Басистый голос говорившего показался Тулагину знакомым. Он где-то слышал его, причем недавно.
— Болото осмотрел? — А этот, молодой, звонкий, чуть картавый голос, ему не знаком.
И снова басистый:
— Дык к самой трясине, однако, как подступишь? А так я кругом все ошарил… Вы, ваше благородие, господин офицер, не сумлевайтесь. Если найдется хозяин, самолично доставлю куда прикажете… Нас, Чернозеровых, в станице всяк стар и мал знат. Нашенские, серебровские, нас крепышами величают, хотя по крепости хозяйства мы, однако, средни.
И голос, и характерная речь — вроде вчера их Тимофей слышал.
Стоп, ведь это же бородатый проводник, Ну, конечно, тот самый старик, который ночью скрытно вывел Тимофееву сотню на станцию.
Учащенно забилось сердце…
— У нас тута абы кака заимка. На лето наезжаем. Сена прикашиваем, скот пасем, Зараз мы, однако, вдвоем с невесткой тута… Зашли б, чаем-сливаном угостим с радостью.
— Некогда. Спешим. А ты гляди, как объявится человек, сразу дай знать в Серебровскую.
— Не сумлевайтесь, ваше благородие, не токо дам знать, самолично доставлю.
Голоса удалялись. До Тимофеева слуха донеслись слабый звон удил, затухающий цокот конских копыт — семеновцы уезжали.
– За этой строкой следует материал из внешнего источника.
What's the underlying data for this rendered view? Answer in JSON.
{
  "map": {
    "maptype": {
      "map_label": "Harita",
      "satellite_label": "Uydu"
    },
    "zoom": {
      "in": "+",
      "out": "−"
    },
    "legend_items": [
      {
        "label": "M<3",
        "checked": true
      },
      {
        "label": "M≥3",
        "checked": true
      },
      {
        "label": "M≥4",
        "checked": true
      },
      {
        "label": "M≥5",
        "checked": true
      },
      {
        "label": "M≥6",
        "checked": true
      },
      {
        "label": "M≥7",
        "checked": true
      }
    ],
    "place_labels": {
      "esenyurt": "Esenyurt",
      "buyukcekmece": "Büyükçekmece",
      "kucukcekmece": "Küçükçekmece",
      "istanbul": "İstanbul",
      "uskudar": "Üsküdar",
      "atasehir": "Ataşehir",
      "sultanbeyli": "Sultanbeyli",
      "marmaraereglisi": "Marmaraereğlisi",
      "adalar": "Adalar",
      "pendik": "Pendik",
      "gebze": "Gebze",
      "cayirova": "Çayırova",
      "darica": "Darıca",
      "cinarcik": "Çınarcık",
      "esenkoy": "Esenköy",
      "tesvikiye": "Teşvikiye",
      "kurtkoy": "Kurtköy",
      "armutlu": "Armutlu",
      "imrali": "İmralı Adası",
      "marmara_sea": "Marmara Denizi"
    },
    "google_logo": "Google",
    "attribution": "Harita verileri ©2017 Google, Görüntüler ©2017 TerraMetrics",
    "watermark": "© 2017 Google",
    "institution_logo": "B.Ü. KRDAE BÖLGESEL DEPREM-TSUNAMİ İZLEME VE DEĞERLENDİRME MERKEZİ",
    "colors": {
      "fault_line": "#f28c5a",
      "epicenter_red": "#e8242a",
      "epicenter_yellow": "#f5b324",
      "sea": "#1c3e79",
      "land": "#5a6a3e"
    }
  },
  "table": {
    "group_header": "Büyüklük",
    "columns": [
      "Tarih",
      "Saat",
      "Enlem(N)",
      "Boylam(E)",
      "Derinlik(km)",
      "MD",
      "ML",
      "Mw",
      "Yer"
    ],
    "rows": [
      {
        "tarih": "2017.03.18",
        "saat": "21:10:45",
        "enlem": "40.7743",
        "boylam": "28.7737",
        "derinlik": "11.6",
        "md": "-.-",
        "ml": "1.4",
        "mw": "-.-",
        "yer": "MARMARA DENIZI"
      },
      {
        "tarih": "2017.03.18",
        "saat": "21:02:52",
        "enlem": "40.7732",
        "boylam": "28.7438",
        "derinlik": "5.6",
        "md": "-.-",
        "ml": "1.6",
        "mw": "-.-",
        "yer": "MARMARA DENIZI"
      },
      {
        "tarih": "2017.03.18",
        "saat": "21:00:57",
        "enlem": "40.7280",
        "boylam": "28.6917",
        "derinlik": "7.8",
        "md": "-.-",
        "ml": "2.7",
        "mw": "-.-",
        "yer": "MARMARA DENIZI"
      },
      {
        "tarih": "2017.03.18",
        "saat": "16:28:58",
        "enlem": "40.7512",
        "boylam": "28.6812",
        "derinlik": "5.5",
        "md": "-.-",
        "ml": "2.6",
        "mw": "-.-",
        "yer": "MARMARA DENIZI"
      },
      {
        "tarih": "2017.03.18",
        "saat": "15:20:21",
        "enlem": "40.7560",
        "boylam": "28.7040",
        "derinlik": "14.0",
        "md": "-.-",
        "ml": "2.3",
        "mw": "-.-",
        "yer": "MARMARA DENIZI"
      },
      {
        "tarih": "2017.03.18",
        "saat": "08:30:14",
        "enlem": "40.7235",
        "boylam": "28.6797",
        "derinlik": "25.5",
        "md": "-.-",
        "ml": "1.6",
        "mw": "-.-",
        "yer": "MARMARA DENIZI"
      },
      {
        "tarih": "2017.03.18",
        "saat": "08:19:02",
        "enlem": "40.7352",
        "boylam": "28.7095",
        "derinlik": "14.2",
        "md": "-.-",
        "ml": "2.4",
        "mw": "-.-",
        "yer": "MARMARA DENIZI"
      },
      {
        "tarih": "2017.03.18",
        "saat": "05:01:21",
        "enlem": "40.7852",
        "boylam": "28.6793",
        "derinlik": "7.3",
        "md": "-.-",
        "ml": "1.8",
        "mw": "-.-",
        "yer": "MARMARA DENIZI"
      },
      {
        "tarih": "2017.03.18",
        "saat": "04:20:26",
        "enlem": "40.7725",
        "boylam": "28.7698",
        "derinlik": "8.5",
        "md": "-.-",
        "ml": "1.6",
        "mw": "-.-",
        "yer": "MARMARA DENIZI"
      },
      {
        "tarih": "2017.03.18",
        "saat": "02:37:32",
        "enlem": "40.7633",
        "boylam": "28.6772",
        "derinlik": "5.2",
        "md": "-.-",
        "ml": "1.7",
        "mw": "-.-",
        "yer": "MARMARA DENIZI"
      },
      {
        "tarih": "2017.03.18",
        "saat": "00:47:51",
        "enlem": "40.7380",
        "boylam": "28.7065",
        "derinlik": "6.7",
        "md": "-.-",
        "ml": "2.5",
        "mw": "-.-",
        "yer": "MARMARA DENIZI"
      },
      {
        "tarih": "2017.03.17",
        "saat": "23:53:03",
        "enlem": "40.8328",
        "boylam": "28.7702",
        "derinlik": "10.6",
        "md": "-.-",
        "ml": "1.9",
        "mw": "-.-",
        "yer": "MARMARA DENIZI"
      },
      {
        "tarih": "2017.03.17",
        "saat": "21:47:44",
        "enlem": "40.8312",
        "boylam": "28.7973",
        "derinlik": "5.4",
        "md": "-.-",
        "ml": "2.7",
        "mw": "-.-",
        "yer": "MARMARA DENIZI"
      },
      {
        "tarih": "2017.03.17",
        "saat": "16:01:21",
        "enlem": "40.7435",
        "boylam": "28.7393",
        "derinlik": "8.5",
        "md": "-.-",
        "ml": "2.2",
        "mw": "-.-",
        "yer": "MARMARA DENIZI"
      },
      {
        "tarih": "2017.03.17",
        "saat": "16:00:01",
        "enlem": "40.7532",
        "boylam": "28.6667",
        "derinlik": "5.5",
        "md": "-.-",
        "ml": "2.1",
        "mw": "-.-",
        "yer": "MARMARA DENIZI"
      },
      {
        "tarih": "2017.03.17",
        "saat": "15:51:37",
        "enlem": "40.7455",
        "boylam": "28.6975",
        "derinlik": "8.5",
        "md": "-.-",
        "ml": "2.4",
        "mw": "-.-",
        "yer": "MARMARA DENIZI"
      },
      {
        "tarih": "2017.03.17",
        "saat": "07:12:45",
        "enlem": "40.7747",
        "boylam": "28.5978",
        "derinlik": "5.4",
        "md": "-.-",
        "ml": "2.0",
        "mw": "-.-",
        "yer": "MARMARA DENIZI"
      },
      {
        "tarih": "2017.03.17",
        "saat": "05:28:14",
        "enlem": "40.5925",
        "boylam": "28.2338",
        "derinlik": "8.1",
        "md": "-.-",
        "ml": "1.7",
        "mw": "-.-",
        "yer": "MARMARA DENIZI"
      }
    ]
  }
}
«Подняться, немедленно надо подняться», — застучало в висках Тулагина. Встать на ноги в полный рост он не рассчитывал, хотя бы на локти опереться. Бородатый проводник Чернозеров увидит его. Должен увидеть…
Ох и неподатливо же его разбитое тело! Тулагину не то чтобы локтями поработать, но головы от земли не оторвать. Только и добился — повернул ее с левой стороны в правую.
Закричать нужно. Сейчас это уже не опасно: рядом свой человек.
И он закричал: «Помогите!» Но вместо крика из горла вырвался лишь приглушенный клокот. Закричал сильнее: «Эй!». Клокот еще приглушеннее. А когда закричал изо всех сил — совсем ничего не услышал.
Глухота… Темнота… Тошнота… Но сознание не полностью покинуло Тимофея. Оно отказывало ему в восприятии реально происходящего и возвращало в недавнее прошлое.
* * *
Первый Читинский казачий полк вторую неделю хозяйничал в Чите. Казаки ежесуточно несли в городе патрульную службу.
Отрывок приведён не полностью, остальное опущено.